Augmented Physics: Creating Interactive and Embedded Physics Simulations from Static Textbook Diagrams
Aditya Gunturu, Yi Wen, Nandi Zhang, Jarin Thundathil, Rubaiat Habib Kazi, Ryo Suzuki
TL;DR
Augmented Physics tackles the gap between static physics textbook diagrams and interactive learning by converting diagrams into embedded simulations using Segment-Anything and multimodal LLMs. The system defines four augmentation strategies, implements a web-based authoring workflow, and demonstrates kinematics, optics, and circuit simulations with a hybrid backend/frontend pipeline. Technical evaluation (200 diagrams across six textbooks) and user studies (N=12 for both usability and expert interviews) show high segmentation success, reasonable simulation rates, and strong user acceptance, suggesting the approach can personalize and enliven physics education when used as a complement to existing resources.
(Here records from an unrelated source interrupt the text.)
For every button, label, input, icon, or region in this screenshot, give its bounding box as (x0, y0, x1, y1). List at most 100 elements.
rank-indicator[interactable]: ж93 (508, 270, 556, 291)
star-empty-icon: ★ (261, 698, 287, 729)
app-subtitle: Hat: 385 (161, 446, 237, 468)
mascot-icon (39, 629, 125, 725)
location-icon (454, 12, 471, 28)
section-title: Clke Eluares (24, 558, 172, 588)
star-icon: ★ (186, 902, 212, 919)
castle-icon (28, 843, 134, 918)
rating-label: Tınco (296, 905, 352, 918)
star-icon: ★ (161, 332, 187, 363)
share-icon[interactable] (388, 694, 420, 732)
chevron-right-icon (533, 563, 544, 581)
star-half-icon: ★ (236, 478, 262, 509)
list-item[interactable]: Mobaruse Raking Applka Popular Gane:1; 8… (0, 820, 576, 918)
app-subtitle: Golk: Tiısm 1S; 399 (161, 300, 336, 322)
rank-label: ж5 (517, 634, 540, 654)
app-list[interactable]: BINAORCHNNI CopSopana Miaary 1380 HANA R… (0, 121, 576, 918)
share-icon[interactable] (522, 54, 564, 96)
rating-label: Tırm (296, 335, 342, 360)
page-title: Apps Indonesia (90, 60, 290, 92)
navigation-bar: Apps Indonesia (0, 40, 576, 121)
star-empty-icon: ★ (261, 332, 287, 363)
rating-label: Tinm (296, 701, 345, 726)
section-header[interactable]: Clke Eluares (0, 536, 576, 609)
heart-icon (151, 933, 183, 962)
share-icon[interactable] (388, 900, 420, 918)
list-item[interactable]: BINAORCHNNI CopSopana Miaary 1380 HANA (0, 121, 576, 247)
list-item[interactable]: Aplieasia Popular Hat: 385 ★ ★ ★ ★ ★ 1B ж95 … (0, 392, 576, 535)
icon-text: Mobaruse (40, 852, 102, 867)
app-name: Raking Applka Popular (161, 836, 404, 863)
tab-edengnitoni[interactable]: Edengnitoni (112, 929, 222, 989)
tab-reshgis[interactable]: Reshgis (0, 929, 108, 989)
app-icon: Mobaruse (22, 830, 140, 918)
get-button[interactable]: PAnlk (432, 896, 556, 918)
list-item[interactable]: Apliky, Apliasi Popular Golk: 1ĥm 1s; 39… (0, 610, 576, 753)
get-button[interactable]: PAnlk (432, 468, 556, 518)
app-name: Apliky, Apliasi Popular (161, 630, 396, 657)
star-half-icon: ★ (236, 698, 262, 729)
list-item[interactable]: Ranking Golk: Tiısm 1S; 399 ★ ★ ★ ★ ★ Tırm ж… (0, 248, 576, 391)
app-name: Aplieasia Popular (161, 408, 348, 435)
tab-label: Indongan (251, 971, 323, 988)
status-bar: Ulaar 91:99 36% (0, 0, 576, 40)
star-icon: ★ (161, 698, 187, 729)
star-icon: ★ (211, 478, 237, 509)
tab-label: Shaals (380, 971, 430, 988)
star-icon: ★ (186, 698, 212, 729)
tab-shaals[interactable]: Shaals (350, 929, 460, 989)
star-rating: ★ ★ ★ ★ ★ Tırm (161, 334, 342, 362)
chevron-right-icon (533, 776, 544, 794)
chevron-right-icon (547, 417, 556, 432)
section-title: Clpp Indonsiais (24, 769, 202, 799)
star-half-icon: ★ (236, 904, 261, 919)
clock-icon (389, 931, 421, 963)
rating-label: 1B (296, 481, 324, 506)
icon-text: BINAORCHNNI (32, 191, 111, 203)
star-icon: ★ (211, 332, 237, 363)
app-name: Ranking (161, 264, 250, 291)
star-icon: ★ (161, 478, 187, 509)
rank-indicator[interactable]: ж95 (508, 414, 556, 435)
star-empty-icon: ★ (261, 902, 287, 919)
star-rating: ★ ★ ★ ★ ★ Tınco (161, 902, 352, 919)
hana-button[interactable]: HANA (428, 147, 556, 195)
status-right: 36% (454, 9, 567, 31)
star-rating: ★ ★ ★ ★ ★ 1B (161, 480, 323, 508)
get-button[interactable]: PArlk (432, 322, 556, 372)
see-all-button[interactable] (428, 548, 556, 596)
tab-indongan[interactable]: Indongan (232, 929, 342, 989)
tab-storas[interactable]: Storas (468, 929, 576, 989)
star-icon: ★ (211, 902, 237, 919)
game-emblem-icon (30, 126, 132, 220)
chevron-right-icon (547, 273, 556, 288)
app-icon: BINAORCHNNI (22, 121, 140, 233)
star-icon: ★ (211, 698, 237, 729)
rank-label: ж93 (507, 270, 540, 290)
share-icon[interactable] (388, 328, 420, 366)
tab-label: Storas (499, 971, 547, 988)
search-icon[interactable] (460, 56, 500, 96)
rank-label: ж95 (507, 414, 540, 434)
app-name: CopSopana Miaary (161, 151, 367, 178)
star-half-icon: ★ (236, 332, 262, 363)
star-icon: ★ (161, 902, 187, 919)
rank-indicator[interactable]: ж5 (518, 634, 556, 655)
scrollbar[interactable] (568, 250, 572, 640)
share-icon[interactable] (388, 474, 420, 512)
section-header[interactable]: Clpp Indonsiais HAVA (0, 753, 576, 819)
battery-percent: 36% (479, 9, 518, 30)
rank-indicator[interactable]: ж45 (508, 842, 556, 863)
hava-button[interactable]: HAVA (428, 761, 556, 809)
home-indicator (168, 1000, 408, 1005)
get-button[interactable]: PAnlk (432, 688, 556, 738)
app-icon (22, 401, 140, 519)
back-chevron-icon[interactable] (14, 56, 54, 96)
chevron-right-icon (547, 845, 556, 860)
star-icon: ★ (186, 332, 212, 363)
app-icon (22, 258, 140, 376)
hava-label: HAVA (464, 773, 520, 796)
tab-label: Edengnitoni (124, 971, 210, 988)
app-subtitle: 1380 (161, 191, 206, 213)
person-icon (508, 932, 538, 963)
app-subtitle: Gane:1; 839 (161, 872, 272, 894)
The work highlights practical opportunities and challenges for classroom deployment, including accuracy verification, on-demand content creation, and potential extensions to broader topics and AR-enabled experiences.
Abstract
We introduce Augmented Physics, a machine learning-integrated authoring tool designed for creating embedded interactive physics simulations from static textbook diagrams. Leveraging recent advancements in computer vision, such as Segment Anything and Multi-modal LLMs, our web-based system enables users to semi-automatically extract diagrams from physics textbooks and generate interactive simulations based on the extracted content. These interactive diagrams are seamlessly integrated into scanned textbook pages, facilitating interactive and personalized learning experiences across various physics concepts, such as optics, circuits, and kinematics. Drawing from an elicitation study with seven physics instructors, we explore four key augmentation strategies: 1) augmented experiments, 2) animated diagrams, 3) bi-directional binding, and 4) parameter visualization. We evaluate our system through technical evaluation, a usability study (N=12), and expert interviews (N=12). Study findings suggest that our system can facilitate more engaging and personalized learning experiences in physics education.